May 12, 2022 | 🚀 Fathership
A Hari Raya advertisement by the Ministry of Communications and Information (MCI) was 'cancelled' by certain netizens online for depicting lower income Malays according to reality.

"Message for Syawal", a two-and-a-half-minute video published last month (Apr 30) captures moments in the life of a low-income Malay family living in a rental flat.

Storyline


Pictured: Screenshot from MCI video "Message for Syawal"

The video, which is peppered with Malay proverbs, shows the family moving out of their rental flat to a new home several years later where they celebrate Hari Raya.

The father of the family works as a mover while the mother is a housewife.

Their young son, Syawal, skips school to earn extra income for his family before a teacher flags his absence from school to his parents.

The mother in the video later decides to return to work to alleviate her family’s financial difficulties while the father gets a new job.


Pictured: Screenshot from MCI video "Message for Syawal"



Why some netizens are outraged

The video sparked backlash online, with some viewers saying that it contained stereotypes about the Malay community.

The stereotypes:
  • The father works as a mover - commonly perceived to be a low-income job
  • The mother is jobless
  • The son plays truant
  • The family lives in a rental flat for low-income earners

Commentator implied that poor Malays shouldn't be portrayed in public to prevent stereotypes


Pictured: Screenshot from Homeground Asia video

A video commentary by The Homeground Asia went further by criticizing how the video propagates the narrative that Malays are poor and lazy, and that the ministry should have created a video that is more relatable to both the less fortunate and the more affluent Malays.

Adi Rahman, one of the interviewees in the video went further by making sweeping assumptions that the ministry lacked cultural intelligence and did not consult the community on the narrative.

Ironically, in talking about inclusivity, Adi implied that the realities of poor Malays should not be shown in public.

For example, his rationale suggested that the video contained characters (the mover, jobless mother and the son who skips school) that contribute to the problem of other races seeing the Malays in a stereotypical and reductive light.

In other words, show the good stuff but not the reality.

Adi even accused the ministry for not consulting the Malays in the vetting of the video narrative.

His accusations were without merit, however, when the Ministry said in a statement (Apr 30) that Malay-Muslim viewers - presumably a focus group - had seen the video prior to its release, and perceived the story to be heart-warming, although some expressed reservations.


Pictured: Adi Rahman - one of the commentators in Homeground Asia video



Stereotyping or masking reality?

The ministry said last month (Apr 30) the video was meant to show "a family’s journey of resilience in facing challenging circumstances and how mutual support and encouragement could nurture the process”.

Other netizens felt it was an overreaction and that low-income families shouldn't be dehumanized in a way that they are removed from the conversation.

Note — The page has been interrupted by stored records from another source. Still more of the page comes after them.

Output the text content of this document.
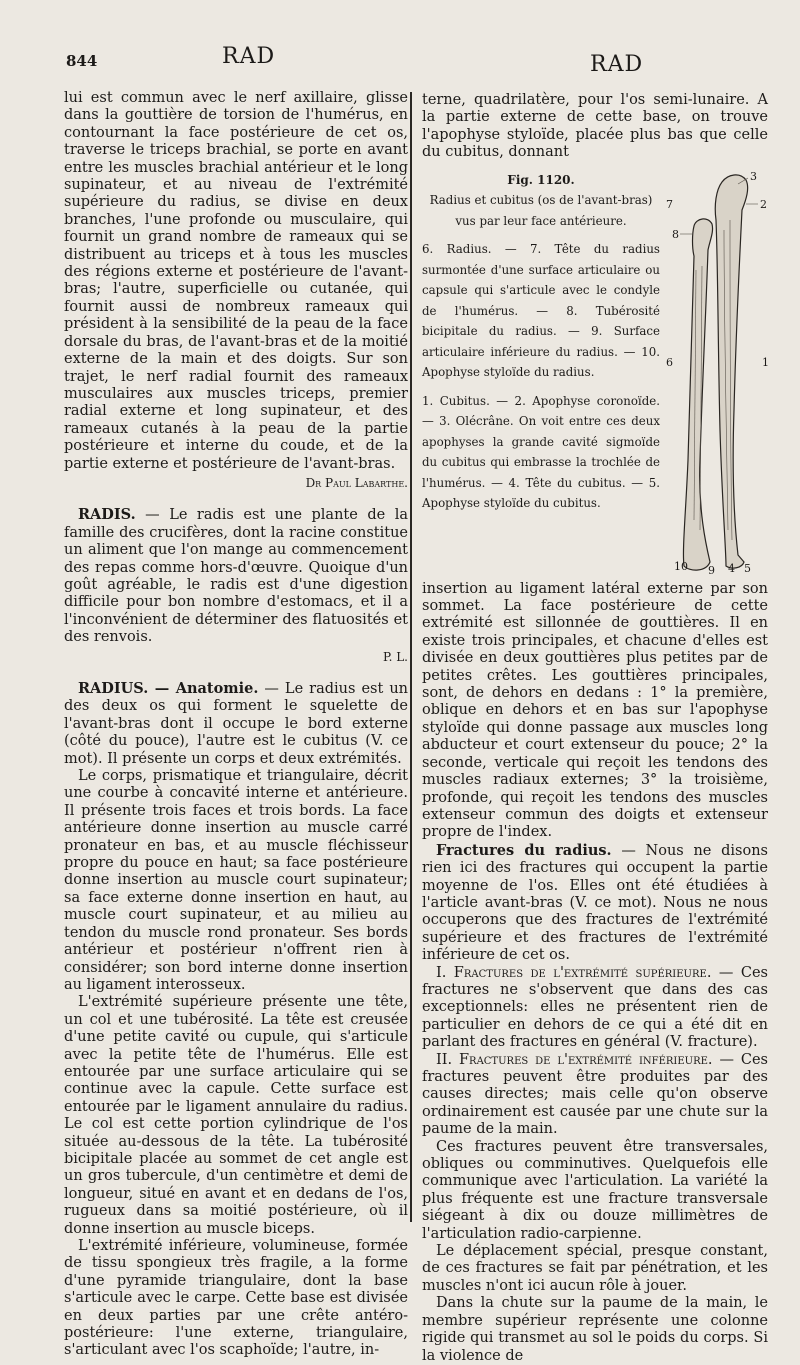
844	RAD	RAD

lui est commun avec le nerf axillaire, glisse dans la gouttière de torsion de l'humérus, en contournant la face postérieure de cet os, traverse le triceps brachial, se porte en avant entre les muscles brachial antérieur et le long supinateur, et au niveau de l'extrémité supérieure du radius, se divise en deux branches, l'une profonde ou musculaire, qui fournit un grand nombre de rameaux qui se distribuent au triceps et à tous les muscles des régions externe et postérieure de l'avant-bras; l'autre, superficielle ou cutanée, qui fournit aussi de nombreux rameaux qui président à la sensibilité de la peau de la face dorsale du bras, de l'avant-bras et de la moitié externe de la main et des doigts. Sur son trajet, le nerf radial fournit des rameaux musculaires aux muscles triceps, premier radial externe et long supinateur, et des rameaux cutanés à la peau de la partie postérieure et interne du coude, et de la partie externe et postérieure de l'avant-bras.

Dr Paul Labarthe.

RADIS. — Le radis est une plante de la famille des crucifères, dont la racine constitue un aliment que l'on mange au commencement des repas comme hors-d'œuvre. Quoique d'un goût agréable, le radis est d'une digestion difficile pour bon nombre d'estomacs, et il a l'inconvénient de déterminer des flatuosités et des renvois.

P. L.

RADIUS. — Anatomie. — Le radius est un des deux os qui forment le squelette de l'avant-bras dont il occupe le bord externe (côté du pouce), l'autre est le cubitus (V. ce mot). Il présente un corps et deux extrémités.

Le corps, prismatique et triangulaire, décrit une courbe à concavité interne et antérieure. Il présente trois faces et trois bords. La face antérieure donne insertion au muscle carré pronateur en bas, et au muscle fléchisseur propre du pouce en haut; sa face postérieure donne insertion au muscle court supinateur; sa face externe donne insertion en haut, au muscle court supinateur, et au milieu au tendon du muscle rond pronateur. Ses bords antérieur et postérieur n'offrent rien à considérer; son bord interne donne insertion au ligament interosseux.

L'extrémité supérieure présente une tête, un col et une tubérosité. La tête est creusée d'une petite cavité ou cupule, qui s'articule avec la petite tête de l'humérus. Elle est entourée par une surface articulaire qui se continue avec la capule. Cette surface est entourée par le ligament annulaire du radius. Le col est cette portion cylindrique de l'os située au-dessous de la tête. La tubérosité bicipitale placée au sommet de cet angle est un gros tubercule, d'un centimètre et demi de longueur, situé en avant et en dedans de l'os, rugueux dans sa moitié postérieure, où il donne insertion au muscle biceps.

L'extrémité inférieure, volumineuse, formée de tissu spongieux très fragile, a la forme d'une pyramide triangulaire, dont la base s'articule avec le carpe. Cette base est divisée en deux parties par une crête antéro-postérieure: l'une externe, triangulaire, s'articulant avec l'os scaphoïde; l'autre, in-

terne, quadrilatère, pour l'os semi-lunaire. A la partie externe de cette base, on trouve l'apophyse styloïde, placée plus bas que celle du cubitus, donnant

Fig. 1120.
Radius et cubitus (os de l'avant-bras) vus par leur face antérieure.
6. Radius. — 7. Tête du radius surmontée d'une surface articulaire ou capsule qui s'articule avec le condyle de l'humérus. — 8. Tubérosité bicipitale du radius. — 9. Surface articulaire inférieure du radius. — 10. Apophyse styloïde du radius.
1. Cubitus. — 2. Apophyse coronoïde. — 3. Olécrâne. On voit entre ces deux apophyses la grande cavité sigmoïde du cubitus qui embrasse la trochlée de l'humérus. — 4. Tête du cubitus. — 5. Apophyse styloïde du cubitus.
1
2
3
4 5
6
7
8
9
10

insertion au ligament latéral externe par son sommet. La face postérieure de cette extrémité est sillonnée de gouttières. Il en existe trois principales, et chacune d'elles est divisée en deux gouttières plus petites par de petites crêtes. Les gouttières principales, sont, de dehors en dedans : 1° la première, oblique en dehors et en bas sur l'apophyse styloïde qui donne passage aux muscles long abducteur et court extenseur du pouce; 2° la seconde, verticale qui reçoit les tendons des muscles radiaux externes; 3° la troisième, profonde, qui reçoit les tendons des muscles extenseur commun des doigts et extenseur propre de l'index.

Fractures du radius. — Nous ne disons rien ici des fractures qui occupent la partie moyenne de l'os. Elles ont été étudiées à l'article avant-bras (V. ce mot). Nous ne nous occuperons que des fractures de l'extrémité supérieure et des fractures de l'extrémité inférieure de cet os.

I. Fractures de l'extrémité supérieure. — Ces fractures ne s'observent que dans des cas exceptionnels: elles ne présentent rien de particulier en dehors de ce qui a été dit en parlant des fractures en général (V. fracture).

II. Fractures de l'extrémité inférieure. — Ces fractures peuvent être produites par des causes directes; mais celle qu'on observe ordinairement est causée par une chute sur la paume de la main.

Ces fractures peuvent être transversales, obliques ou comminutives. Quelquefois elle communique avec l'articulation. La variété la plus fréquente est une fracture transversale siégeant à dix ou douze millimètres de l'articulation radio-carpienne.

Le déplacement spécial, presque constant, de ces fractures se fait par pénétration, et les muscles n'ont ici aucun rôle à jouer.

Dans la chute sur la paume de la main, le membre supérieur représente une colonne rigide qui transmet au sol le poids du corps. Si la violence de
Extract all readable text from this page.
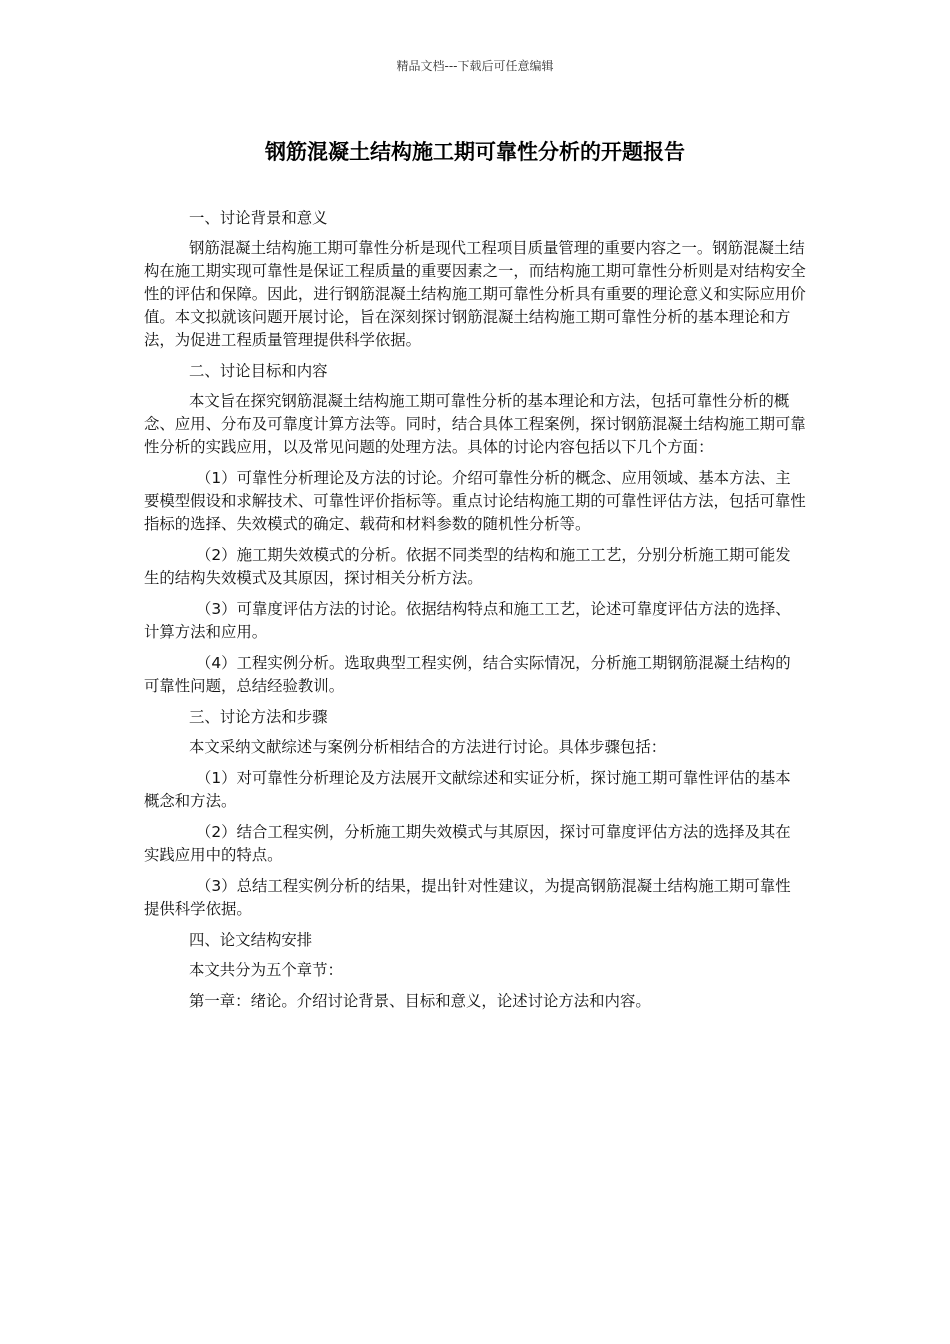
精品文档---下载后可任意编辑
钢筋混凝土结构施工期可靠性分析的开题报告

一、讨论背景和意义

钢筋混凝土结构施工期可靠性分析是现代工程项目质量管理的重要内容之一。钢筋混凝土结构在施工期实现可靠性是保证工程质量的重要因素之一，而结构施工期可靠性分析则是对结构安全性的评估和保障。因此，进行钢筋混凝土结构施工期可靠性分析具有重要的理论意义和实际应用价值。本文拟就该问题开展讨论，旨在深刻探讨钢筋混凝土结构施工期可靠性分析的基本理论和方法，为促进工程质量管理提供科学依据。

二、讨论目标和内容

本文旨在探究钢筋混凝土结构施工期可靠性分析的基本理论和方法，包括可靠性分析的概念、应用、分布及可靠度计算方法等。同时，结合具体工程案例，探讨钢筋混凝土结构施工期可靠性分析的实践应用，以及常见问题的处理方法。具体的讨论内容包括以下几个方面：

（1）可靠性分析理论及方法的讨论。介绍可靠性分析的概念、应用领域、基本方法、主要模型假设和求解技术、可靠性评价指标等。重点讨论结构施工期的可靠性评估方法，包括可靠性指标的选择、失效模式的确定、载荷和材料参数的随机性分析等。

（2）施工期失效模式的分析。依据不同类型的结构和施工工艺，分别分析施工期可能发生的结构失效模式及其原因，探讨相关分析方法。

（3）可靠度评估方法的讨论。依据结构特点和施工工艺，论述可靠度评估方法的选择、计算方法和应用。

（4）工程实例分析。选取典型工程实例，结合实际情况，分析施工期钢筋混凝土结构的可靠性问题，总结经验教训。

三、讨论方法和步骤

本文采纳文献综述与案例分析相结合的方法进行讨论。具体步骤包括：

（1）对可靠性分析理论及方法展开文献综述和实证分析，探讨施工期可靠性评估的基本概念和方法。

（2）结合工程实例，分析施工期失效模式与其原因，探讨可靠度评估方法的选择及其在实践应用中的特点。

（3）总结工程实例分析的结果，提出针对性建议，为提高钢筋混凝土结构施工期可靠性提供科学依据。

四、论文结构安排

本文共分为五个章节：

第一章：绪论。介绍讨论背景、目标和意义，论述讨论方法和内容。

They felt that the video was a call-to-action for those from the underprivileged to strive for a better life through hard work and seeking help that's already available.

The only missed opportunity in the MCI video was perhaps the suggestion that Malays in low income families living in a rental flat could not celebrate Hari Raya unless they get a flat on their own.

But of course, like Homeground Asia, that is also a sweeping assumption.